Here was an idea that I came across in Friedrich Hayek over the weekend. It helped me get a serious grip of how my next major book project in philosophy, Utopias, will deal with the most politically successful social ideology of the last 50 years: neoliberalism, the right-wing libertarian philosophy that justifies the place of the powerful.
I hit on the core idea in which I could genuinely say that all this talk of economic and political freedom misses an important element of a healthy human life. To be fair, the philosophy of new liberalism made great social progress when it was first developed, when Hayek published Road to Serfdom in 1944.
|Charlie Chaplin gets some work done|
on the core code of his company
server's OS. Hoping to fix a bug or
The Cold War was kicking into gear, as the Western left had become obsessively focussed with building government bureaucracies to manage whole economies. The most deluded were the ones who believed that Stalin’s and Krushchev’s Soviet Union had achieved such collective justice through state control. But the error was the same. An inescapably bureaucratic life made us into cogs in machines, creatures whose only possible act is to obey.
Libertarian philosophy has a noble goal in this context. But the heritage of Hayek has been to grow paranoid and hostile to any organization that attempts a collective movement.
Since first learning about Hayek’s political views, what mystified me was his hatred and fear of the trade union movement. Donald Gutstein described Hayek as irrationally angry at the mere existence of unions. I knew a core value of trade unionism is that a group of workers would join forces to bargain for a fair deal as a community with their employer.
Not all of them lived up to the ideal. In my case, I encountered unions who justified creating a privileged class for their members over working for the overall prosperity of all the workers in their sector. It becomes a desperate move for survival in the face of a nearly-victorious political movement against unions, the last hypocritical jerks of a social movement in its death throes.
But a chapter of Road to Serfdom with the deliciously paranoid title, “The Totalitarians In Our Midst,” explained why Hayek, and so the libertarian social movement he inspired, despise unions so much. An international trade union or federation of such unions, he says, is an institution that organizes an industry monopolistically.
In the case of unions, they organize a monopoly of labour. In this sense, Hayek considers trade unions just as dangerous as groups of the richest men in a nation’s business world, who wish to run a cartel of state-backed monopoly corporations that controls an entire industry of the country. Dangerous in exactly the same way: monopoly organization.
Hayek, and so many libertarians who uncritically accept all of his analysis as truth,* don’t understand the importance of network organizing for political purposes. These are individuals who freely form associations with different purposes, based on contacting other individuals who believe similarly and wish to act on that belief. The physical infrastructure that we need the state to maintain must still exist; otherwise our physical means of global networked communication collapses.

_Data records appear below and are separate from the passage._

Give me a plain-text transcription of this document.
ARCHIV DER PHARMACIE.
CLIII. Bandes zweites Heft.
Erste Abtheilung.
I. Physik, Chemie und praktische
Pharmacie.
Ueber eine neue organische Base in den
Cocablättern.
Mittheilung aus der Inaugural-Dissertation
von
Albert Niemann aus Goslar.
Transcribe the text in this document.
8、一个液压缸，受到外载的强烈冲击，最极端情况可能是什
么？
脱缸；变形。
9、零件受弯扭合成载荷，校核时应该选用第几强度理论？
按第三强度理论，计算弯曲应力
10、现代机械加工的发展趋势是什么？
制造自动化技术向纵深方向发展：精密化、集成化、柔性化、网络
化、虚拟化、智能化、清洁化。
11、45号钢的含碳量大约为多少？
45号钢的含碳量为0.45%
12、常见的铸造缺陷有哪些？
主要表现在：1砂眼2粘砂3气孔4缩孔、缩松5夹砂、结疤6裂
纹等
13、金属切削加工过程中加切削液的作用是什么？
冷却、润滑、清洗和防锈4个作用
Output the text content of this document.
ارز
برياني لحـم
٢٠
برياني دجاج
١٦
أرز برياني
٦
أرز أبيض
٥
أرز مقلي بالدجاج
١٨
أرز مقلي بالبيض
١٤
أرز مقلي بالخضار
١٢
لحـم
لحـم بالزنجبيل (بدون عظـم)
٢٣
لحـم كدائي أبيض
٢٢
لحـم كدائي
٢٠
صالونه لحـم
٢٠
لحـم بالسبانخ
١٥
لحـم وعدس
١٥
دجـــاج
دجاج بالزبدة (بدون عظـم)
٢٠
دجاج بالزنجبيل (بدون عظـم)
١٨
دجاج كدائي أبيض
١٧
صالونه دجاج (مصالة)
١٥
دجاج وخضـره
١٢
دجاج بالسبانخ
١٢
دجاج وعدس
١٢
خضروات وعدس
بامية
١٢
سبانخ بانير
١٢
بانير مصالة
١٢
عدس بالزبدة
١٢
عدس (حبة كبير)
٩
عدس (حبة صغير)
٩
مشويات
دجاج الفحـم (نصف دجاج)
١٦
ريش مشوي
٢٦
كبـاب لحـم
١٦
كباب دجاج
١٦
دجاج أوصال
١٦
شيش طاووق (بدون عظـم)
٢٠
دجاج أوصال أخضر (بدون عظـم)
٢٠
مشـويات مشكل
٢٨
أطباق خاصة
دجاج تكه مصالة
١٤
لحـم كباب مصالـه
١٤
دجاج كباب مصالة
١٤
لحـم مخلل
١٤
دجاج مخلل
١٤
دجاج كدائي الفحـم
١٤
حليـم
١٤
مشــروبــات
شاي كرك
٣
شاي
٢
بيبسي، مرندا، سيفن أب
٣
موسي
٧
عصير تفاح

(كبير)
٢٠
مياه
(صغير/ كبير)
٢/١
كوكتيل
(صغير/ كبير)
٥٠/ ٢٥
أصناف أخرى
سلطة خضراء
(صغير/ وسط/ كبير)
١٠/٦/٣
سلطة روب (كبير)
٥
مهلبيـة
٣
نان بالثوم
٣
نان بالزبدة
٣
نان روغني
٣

|I have some friends on strike at University of Toronto|
right now, and I hope their collective (if frustrating)
organization finds a solid solution for its members.
But ultimately, the entire system has to change.
* And there are many more such people than we think. Just because the Austrian school of economics is not exactly in the mainstream of most university departments, universities themselves do not make the loudest philosophical voices influencing the governments and political organizations of our world. The Mt Pelerin Society, which Hayek formed with other Nobel prize winning economists of similar perspectives, educated the founders of private think tanks and government ministers of many political parties in many countries throughout the West.
The individuals never disappear in a collective of conformity. Each of us in such organizations remain active in our own lives. That’s why we shouldn’t expect permanence from these organizations, only flexibility. People organize for a particular purpose, and when the purpose is achieved, only friendship is left behind. That friendship, which can occur across a whole planet in real time in gigantic numbers for the first time in human history, is the foundation of international peace.
Sometimes, overcoming a set of ideas arises from a simple analysis. There are other people making similar insights all over the world, and trying to live it out in their own way. A community garden, a place on the internet where people can share personal stories, a neighbourhood association helping the less fortunate, a continent-wide indigenous social-environmentalist protest movement.
I’m writing that set of ideas in a book that I hope to publish sometime in the early 2020s (realistically speaking) and contribute to an intellectual climate that helps change a few minds. Heading into humanity’s ecological crisis, it’s the least I can do.